Before we left town, we drove over to Marlow & Sons, a small, much-heralded market specializing in responsibly-sourced, hand-cut meats, specialty packaged goods you’ll never find anywhere else, local-ish cheeses, cured meats from La Quercia, and chickens with heads and feet. The head butcher came out, and when I told him what I wanted–one pound of the bright red pork shoulder that was sitting in the meat case–he didn’t balk and tell me that a one pound chop would never be enough for two people; he took it out, sliced it lovingly for me, and then gave me the fat that he’d carved away from the meat so that I could make my own lard, should I be inclined to. It was a work of art: the pork was the color of a ruby, which is the color that pork always was until industrial pork farming squeezed the flavor out of it like toothpaste out of a tube and turned it into The Other White Meat. We bought a half pound of La Quercia Speck Americano and a chunk of Pecorino Toscano. And then we went home, back across the Kosciusko Bridge that, when I was a child, used to mean that I was on my way to visit my grandparents in an outer borough that felt stuck in another century and that made me feel just a little bit nervous.

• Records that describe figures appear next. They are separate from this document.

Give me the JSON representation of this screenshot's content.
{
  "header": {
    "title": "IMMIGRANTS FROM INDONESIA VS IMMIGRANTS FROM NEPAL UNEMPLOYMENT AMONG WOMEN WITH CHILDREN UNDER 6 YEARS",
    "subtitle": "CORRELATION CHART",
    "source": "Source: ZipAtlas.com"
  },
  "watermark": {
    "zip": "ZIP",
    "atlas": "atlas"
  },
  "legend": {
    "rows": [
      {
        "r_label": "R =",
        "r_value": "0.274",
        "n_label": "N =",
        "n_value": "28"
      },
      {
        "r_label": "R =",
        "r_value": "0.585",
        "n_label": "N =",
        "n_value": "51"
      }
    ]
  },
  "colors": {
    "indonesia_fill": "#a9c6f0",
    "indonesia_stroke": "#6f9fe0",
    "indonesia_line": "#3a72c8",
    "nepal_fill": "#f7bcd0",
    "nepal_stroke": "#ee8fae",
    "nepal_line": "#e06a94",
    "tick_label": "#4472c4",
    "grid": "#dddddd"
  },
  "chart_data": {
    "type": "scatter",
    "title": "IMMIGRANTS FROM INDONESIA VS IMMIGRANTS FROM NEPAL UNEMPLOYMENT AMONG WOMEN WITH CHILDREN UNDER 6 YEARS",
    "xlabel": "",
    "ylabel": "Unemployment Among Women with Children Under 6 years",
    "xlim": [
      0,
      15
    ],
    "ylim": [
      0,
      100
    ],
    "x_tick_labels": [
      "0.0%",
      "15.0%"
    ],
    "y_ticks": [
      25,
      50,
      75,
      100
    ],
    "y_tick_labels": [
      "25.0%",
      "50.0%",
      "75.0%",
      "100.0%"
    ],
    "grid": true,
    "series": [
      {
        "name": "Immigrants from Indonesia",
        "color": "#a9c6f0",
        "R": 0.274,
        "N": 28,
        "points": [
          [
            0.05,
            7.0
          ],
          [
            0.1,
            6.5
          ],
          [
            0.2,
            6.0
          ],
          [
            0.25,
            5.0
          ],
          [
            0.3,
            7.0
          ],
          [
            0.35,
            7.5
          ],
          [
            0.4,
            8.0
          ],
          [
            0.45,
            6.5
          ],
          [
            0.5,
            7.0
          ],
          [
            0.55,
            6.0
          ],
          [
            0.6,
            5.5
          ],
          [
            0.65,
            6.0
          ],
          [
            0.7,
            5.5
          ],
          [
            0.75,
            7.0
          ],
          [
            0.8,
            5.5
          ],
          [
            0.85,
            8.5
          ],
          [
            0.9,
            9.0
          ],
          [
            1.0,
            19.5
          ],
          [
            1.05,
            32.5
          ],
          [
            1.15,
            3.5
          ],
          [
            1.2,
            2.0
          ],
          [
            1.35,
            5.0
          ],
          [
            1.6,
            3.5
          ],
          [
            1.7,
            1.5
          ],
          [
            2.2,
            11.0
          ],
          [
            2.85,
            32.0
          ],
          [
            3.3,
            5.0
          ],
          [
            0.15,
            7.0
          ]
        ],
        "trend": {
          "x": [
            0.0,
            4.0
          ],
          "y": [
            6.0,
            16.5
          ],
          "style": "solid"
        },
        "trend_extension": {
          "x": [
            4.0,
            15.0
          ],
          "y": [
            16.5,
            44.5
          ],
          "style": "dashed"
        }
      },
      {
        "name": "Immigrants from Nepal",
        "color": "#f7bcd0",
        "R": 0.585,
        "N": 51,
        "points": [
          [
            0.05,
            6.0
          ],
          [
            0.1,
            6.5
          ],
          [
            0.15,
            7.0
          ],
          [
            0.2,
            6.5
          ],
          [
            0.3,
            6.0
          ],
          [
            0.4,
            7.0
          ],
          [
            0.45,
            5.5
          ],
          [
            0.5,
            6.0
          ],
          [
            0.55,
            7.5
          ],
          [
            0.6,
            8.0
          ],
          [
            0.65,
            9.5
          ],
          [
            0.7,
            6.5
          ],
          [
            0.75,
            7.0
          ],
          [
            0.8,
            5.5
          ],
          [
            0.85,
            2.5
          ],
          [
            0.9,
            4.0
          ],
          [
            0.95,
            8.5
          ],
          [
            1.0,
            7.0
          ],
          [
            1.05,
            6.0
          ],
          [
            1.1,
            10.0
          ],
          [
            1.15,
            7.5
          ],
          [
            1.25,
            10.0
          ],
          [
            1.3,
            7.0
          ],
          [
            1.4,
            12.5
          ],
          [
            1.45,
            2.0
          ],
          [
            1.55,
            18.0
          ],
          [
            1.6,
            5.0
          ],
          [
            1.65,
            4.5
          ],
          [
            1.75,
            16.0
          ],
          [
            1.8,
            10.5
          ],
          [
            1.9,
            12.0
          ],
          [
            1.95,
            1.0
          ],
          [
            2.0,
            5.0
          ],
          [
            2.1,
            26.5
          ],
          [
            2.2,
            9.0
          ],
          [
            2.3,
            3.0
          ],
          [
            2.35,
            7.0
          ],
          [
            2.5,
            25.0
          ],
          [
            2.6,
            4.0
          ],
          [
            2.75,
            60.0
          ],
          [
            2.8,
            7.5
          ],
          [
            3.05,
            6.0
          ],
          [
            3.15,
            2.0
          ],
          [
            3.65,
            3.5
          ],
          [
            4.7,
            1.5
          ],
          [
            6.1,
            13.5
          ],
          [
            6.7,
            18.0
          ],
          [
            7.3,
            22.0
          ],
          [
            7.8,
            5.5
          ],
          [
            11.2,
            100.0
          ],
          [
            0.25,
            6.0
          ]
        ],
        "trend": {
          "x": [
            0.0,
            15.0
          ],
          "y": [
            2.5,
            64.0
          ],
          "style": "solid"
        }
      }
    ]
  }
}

In this Brooklyn, I don’t feel nervous anymore.
Pork shoulder chop, from Marlow & Sons. Doesn’t look like supermarket pork, does it?
Sprinkle lightly with salt and pepper, and sear in a very lightly oiled cast iron pan while oven preheats to 325 degrees F.
Set pork down on sliced onions, and drizzle with half a cup of stock.
Cover, place in oven, and let braise for 35 minutes. This is the result.
Slice against the grain.
Top with onions, and serve with something green.